Vous avez participé aux compétitions militaires. Quel est le niveau ?
TW : 
"Ça dépend des pays. Il y a pas mal de nations où c’est très important et ça tient à coeur à beaucoup de monde, notamment en Italie, Allemagne, Autriche ou dans des pays de l’Est. Mais pas que. Justement ce qui est génial aux compétitions militaires c’est qu’on voit des nations pas alpines, qui viennent concourir et qui ont d’autant plus de mérite. On voit de vrais militaires de carrière qui n’ont pas les bases que nous montagnards on a et qui viennent représenter leur pays et donner meilleur d’eux-même. Mais on retrouve aussi beaucoup de vrais skieurs professionnels et les compétitions sont du niveau de la coupe du monde. La différence c’est qu’en coupe du monde, on cherche la performance. Aux championnats militaires, on vient surtout pour représenter le pays. C’est une autre ambiance."
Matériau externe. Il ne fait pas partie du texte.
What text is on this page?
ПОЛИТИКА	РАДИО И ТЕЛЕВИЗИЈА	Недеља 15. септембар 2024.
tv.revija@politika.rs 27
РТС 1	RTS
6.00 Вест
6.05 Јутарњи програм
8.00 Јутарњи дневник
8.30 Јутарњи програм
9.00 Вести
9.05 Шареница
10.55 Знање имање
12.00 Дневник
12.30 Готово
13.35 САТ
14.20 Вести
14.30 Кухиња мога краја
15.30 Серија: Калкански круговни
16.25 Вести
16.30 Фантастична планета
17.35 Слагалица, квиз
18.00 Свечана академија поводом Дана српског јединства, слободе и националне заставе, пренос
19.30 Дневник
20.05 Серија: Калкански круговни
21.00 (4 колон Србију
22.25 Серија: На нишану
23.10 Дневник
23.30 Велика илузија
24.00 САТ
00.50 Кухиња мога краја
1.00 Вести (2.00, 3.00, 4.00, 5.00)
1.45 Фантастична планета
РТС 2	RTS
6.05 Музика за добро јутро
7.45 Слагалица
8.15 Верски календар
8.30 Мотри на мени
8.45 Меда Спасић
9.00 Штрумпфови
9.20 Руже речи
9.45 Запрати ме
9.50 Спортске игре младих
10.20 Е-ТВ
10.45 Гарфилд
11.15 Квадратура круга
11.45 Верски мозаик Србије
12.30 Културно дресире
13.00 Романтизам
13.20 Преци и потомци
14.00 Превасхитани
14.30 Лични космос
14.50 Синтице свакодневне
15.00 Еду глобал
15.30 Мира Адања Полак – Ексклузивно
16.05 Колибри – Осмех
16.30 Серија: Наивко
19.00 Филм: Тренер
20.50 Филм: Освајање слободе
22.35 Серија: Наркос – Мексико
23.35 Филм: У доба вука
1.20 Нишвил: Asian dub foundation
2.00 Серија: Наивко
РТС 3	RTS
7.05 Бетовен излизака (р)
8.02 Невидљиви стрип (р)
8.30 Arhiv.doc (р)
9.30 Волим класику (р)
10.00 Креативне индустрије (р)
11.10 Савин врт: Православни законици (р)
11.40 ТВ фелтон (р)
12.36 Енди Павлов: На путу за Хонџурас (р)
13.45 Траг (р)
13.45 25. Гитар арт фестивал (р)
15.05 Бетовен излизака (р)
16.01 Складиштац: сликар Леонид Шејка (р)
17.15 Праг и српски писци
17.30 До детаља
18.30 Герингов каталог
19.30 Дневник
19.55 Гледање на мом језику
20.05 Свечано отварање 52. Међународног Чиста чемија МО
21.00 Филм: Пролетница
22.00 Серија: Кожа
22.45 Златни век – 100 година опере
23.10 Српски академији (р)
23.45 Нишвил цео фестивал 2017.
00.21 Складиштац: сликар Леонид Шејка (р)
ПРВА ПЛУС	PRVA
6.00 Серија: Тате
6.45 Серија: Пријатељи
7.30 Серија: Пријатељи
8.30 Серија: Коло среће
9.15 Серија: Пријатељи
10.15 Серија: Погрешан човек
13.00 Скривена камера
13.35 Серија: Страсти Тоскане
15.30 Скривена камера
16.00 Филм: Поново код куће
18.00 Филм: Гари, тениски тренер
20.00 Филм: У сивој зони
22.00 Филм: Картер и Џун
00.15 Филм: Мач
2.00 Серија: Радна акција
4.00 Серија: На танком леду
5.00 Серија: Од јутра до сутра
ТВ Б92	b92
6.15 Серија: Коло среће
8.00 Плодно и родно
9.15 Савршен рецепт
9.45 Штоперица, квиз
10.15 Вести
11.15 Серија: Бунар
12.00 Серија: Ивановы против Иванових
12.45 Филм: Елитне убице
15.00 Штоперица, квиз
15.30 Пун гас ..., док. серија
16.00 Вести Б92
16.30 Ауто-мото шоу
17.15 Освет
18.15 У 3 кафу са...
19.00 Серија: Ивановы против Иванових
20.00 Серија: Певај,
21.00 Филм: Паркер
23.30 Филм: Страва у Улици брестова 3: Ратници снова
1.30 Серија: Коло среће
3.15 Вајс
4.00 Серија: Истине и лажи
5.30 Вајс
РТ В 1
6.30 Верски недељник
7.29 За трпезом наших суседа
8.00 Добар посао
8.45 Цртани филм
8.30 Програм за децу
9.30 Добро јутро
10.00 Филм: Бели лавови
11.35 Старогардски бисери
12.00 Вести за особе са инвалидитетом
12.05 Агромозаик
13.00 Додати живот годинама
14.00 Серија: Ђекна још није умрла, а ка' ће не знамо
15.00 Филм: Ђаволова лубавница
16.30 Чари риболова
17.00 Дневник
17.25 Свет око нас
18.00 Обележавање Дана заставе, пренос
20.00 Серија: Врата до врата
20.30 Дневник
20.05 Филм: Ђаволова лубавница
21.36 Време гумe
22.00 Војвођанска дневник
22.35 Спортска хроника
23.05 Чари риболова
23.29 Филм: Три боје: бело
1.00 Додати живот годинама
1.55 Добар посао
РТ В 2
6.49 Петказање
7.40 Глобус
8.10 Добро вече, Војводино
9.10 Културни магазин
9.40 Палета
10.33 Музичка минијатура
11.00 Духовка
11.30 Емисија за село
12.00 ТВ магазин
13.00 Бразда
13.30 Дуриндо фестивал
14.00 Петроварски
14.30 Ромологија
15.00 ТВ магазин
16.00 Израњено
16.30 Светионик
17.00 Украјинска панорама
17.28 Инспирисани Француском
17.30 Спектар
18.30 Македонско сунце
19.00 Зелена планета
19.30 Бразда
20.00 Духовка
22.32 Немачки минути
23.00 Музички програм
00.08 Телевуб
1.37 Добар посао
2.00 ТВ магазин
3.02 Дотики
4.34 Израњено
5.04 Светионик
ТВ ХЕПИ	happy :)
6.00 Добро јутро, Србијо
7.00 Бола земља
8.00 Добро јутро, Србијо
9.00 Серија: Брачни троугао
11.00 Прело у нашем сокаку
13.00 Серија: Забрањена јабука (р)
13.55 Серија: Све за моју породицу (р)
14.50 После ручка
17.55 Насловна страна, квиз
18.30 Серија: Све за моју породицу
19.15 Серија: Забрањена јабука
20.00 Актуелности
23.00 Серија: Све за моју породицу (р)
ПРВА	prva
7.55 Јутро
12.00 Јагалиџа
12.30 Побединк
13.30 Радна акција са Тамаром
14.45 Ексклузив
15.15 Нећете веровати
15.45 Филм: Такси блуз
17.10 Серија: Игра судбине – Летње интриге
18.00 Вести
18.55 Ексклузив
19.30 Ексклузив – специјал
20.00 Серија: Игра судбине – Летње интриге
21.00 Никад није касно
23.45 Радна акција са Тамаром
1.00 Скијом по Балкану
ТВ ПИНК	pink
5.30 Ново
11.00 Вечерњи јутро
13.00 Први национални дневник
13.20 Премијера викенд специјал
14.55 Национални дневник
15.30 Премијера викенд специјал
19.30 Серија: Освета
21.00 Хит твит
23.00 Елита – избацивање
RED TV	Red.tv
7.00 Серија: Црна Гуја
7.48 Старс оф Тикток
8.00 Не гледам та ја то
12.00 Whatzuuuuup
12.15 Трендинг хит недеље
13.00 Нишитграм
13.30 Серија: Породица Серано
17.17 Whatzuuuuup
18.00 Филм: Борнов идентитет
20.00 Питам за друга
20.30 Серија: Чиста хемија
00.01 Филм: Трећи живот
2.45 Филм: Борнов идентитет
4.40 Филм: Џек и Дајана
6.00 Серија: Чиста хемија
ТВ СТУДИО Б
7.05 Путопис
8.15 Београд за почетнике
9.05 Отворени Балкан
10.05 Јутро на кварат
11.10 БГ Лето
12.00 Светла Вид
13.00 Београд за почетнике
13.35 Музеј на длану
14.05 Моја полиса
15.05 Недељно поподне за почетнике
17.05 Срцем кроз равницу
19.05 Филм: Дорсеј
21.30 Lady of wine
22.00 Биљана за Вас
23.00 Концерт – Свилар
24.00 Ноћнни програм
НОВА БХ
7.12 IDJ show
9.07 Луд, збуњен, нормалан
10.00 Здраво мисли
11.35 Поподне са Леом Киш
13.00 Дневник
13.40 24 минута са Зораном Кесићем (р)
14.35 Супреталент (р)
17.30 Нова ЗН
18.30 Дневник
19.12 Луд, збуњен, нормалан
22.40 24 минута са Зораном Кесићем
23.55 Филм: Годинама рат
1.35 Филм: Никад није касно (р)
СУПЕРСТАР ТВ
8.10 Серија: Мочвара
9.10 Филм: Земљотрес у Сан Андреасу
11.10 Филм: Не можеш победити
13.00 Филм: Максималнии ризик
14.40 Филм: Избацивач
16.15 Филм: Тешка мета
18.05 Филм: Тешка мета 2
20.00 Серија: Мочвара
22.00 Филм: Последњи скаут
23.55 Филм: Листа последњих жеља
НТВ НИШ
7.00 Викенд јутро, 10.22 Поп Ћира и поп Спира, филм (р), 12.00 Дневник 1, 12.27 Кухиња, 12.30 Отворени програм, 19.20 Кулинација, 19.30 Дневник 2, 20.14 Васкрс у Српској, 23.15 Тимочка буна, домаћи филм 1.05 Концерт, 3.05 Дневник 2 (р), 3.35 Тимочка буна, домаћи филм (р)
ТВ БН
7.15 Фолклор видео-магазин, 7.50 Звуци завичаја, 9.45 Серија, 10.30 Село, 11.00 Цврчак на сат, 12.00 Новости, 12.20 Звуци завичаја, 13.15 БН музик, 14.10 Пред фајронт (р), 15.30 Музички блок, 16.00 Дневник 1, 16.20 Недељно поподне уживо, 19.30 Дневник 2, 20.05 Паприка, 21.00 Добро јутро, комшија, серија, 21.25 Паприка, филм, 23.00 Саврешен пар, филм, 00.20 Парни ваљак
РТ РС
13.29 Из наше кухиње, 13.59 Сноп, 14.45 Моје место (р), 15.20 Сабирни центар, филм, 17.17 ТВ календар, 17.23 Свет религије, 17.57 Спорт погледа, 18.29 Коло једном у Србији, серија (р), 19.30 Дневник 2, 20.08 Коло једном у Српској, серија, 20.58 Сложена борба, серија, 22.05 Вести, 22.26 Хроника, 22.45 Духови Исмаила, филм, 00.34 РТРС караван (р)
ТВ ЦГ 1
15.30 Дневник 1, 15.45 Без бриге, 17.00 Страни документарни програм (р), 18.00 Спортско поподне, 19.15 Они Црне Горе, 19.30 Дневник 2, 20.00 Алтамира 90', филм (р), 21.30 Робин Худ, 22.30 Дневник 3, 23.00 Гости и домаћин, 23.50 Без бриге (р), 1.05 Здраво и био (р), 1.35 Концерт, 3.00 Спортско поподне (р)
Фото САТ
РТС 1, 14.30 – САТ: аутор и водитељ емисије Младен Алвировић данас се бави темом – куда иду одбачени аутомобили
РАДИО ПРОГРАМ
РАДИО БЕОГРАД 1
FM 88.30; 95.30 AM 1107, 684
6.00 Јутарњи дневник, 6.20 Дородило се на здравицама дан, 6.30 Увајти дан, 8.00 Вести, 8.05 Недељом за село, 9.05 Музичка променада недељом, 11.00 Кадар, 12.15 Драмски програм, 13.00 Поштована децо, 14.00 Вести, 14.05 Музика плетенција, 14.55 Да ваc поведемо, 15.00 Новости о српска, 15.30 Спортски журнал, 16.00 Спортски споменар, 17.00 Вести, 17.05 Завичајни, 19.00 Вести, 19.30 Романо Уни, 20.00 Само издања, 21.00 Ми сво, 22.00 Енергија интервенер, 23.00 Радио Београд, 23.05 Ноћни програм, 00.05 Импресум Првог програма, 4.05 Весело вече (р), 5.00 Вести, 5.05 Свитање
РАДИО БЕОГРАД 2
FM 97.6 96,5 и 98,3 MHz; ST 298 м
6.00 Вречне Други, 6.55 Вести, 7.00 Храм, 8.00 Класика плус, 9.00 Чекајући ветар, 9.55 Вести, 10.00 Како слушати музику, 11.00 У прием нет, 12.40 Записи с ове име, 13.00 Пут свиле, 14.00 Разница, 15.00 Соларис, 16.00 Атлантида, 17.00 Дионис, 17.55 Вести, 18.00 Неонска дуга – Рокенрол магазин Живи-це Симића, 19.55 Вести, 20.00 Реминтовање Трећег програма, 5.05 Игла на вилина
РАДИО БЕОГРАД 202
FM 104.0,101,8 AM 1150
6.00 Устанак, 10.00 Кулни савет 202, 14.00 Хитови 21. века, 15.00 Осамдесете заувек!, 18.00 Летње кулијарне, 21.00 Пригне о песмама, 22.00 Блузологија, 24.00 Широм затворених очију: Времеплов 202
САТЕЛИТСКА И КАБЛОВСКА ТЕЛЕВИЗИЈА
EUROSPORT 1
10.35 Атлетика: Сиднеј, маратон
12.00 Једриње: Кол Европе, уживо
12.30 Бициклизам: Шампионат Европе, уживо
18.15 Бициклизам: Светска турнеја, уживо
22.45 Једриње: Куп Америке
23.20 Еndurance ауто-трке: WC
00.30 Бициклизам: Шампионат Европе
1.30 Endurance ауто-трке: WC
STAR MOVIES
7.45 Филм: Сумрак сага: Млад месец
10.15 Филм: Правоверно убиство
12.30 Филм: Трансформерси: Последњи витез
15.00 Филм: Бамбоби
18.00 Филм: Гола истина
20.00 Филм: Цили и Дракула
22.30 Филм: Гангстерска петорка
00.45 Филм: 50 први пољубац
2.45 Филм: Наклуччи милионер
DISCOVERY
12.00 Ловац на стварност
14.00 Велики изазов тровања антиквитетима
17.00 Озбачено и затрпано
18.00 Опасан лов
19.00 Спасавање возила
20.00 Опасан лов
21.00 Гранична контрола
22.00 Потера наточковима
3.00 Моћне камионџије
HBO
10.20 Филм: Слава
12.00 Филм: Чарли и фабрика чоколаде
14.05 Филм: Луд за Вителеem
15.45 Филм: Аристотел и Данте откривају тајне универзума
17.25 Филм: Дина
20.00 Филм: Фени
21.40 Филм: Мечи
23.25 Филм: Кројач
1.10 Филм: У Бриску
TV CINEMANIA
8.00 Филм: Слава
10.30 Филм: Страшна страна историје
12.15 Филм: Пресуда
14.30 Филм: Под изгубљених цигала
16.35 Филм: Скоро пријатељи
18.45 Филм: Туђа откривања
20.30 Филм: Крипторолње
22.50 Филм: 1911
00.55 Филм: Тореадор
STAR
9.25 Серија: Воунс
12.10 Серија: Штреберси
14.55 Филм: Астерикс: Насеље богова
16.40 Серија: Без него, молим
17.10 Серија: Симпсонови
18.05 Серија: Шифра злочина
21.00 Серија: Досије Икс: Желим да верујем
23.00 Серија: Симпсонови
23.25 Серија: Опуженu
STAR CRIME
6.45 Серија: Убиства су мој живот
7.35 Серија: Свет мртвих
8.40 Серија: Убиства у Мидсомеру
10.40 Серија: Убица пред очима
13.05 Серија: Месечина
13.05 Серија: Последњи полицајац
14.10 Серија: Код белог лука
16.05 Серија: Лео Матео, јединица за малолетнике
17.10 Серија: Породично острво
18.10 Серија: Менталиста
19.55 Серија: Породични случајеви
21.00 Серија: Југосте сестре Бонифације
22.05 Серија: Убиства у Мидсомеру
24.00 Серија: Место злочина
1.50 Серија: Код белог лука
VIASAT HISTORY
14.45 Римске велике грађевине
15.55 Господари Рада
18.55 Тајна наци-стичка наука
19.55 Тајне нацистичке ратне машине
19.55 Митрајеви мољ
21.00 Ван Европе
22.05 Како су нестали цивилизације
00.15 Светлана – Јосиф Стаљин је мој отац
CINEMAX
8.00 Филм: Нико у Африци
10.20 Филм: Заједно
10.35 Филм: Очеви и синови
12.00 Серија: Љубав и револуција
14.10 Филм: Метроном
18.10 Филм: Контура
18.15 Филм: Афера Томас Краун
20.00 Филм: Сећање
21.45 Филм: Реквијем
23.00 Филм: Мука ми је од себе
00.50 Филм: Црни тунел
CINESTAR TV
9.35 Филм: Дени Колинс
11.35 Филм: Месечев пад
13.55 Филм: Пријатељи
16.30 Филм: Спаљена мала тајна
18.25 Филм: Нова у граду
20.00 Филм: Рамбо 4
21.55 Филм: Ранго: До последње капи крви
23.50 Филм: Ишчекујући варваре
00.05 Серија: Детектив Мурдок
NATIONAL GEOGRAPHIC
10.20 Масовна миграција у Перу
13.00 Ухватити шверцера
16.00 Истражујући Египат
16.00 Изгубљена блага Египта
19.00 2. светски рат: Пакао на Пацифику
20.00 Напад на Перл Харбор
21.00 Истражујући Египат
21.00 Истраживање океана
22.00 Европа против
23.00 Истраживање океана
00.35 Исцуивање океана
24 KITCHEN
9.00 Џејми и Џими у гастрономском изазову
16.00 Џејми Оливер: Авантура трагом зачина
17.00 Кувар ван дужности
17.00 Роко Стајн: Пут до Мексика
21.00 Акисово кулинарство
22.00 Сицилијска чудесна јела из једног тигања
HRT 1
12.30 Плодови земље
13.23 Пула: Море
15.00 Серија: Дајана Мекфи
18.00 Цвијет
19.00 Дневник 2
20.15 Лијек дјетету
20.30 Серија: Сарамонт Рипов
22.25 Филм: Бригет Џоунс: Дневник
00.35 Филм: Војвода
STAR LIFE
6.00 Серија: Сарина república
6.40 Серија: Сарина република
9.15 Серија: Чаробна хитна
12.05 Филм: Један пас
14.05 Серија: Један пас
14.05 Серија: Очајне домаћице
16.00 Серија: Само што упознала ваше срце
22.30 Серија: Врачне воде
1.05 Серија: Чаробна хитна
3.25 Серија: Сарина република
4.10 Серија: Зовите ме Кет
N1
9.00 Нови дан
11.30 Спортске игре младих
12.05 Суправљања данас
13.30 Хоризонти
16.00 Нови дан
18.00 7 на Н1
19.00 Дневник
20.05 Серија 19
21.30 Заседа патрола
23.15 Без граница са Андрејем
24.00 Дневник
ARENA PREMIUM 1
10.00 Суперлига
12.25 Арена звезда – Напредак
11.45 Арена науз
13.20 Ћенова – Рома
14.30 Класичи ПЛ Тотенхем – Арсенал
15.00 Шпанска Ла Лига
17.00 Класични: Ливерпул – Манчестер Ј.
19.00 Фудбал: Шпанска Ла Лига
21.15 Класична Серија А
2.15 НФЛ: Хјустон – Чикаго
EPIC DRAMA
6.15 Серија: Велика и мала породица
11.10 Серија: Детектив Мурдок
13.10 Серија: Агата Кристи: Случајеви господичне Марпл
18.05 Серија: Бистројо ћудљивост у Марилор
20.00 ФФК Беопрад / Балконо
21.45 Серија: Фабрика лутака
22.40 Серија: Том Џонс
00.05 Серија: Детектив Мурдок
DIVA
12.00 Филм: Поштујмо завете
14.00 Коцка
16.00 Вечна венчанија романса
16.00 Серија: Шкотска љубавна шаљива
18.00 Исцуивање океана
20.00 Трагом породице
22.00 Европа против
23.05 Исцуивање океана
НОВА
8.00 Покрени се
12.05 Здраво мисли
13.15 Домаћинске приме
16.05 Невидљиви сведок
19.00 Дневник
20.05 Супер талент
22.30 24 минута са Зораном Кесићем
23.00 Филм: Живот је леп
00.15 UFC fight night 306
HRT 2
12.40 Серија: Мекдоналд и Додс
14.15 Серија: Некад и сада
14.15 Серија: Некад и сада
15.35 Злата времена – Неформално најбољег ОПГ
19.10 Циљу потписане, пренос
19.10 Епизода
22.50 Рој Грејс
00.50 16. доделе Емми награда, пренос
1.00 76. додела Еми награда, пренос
Est-ce qu’après votre carrière sportive vous envisagez une carrière militaire ?
TW : 
"Je ne sais pas encore, mais pourquoi pas. Tout dépend du métier parce que tous les métiers sont possibles dans l’armée. Je ne m’étais pas forcément imaginée cela, mais pourquoi pas. En tout cas je suis déjà très fière de ces douze années de service et ce n’est pas fini."